勢いよく本を投げ捨ててしまったが、顔に集まった熱は引かない。
むしろ考えれば考えるほど、熱くなる。


その場で丸くなりじたばたと暴れる。
うわ〜〜!!こんなことしなきゃいけないなって思わなかったのに〜!!!


顔を両手で押さえて、うずくまって悶々とする。


💚「お、お嬢様…?」


「え?!」


💚「…どうかなさいましたか?」


「い、いやえっと… てか!いつから居たの!」


💚「お嬢様の部屋から大きな物音がしたので今駆けつけましたんですが… ノックしても返事がないので勝手に入ってしまいました」


「そ、そうだったんだ……」


💚「それで、何かございましたか?顔も真っ赤です。どこか痛みますか?」


心配そうに私に寄るうらたくん。意識してしまうからあまり顔を近づけてこないで欲しい!!

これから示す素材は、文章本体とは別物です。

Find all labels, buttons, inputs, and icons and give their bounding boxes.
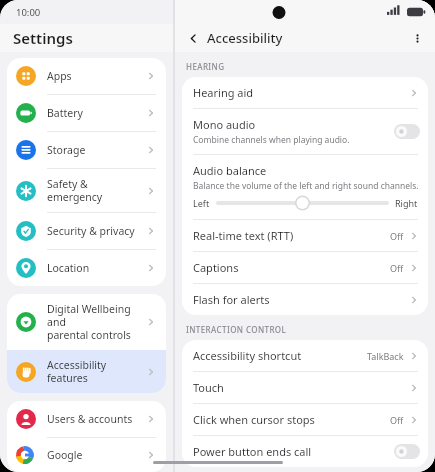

「い、いやその、さっきその本を読んでたら… 吸血する時ってその…… き、キ…」


💚「キ?」


「き、キス!!をしなきゃいけないって…」


私が勢いに任せてそう言い切ると、絶妙に気まずい沈黙が訪れた。

恥ずかしさでここから消えたい私は、おずおずとうらたくんに助けを求めるように顔を上げた。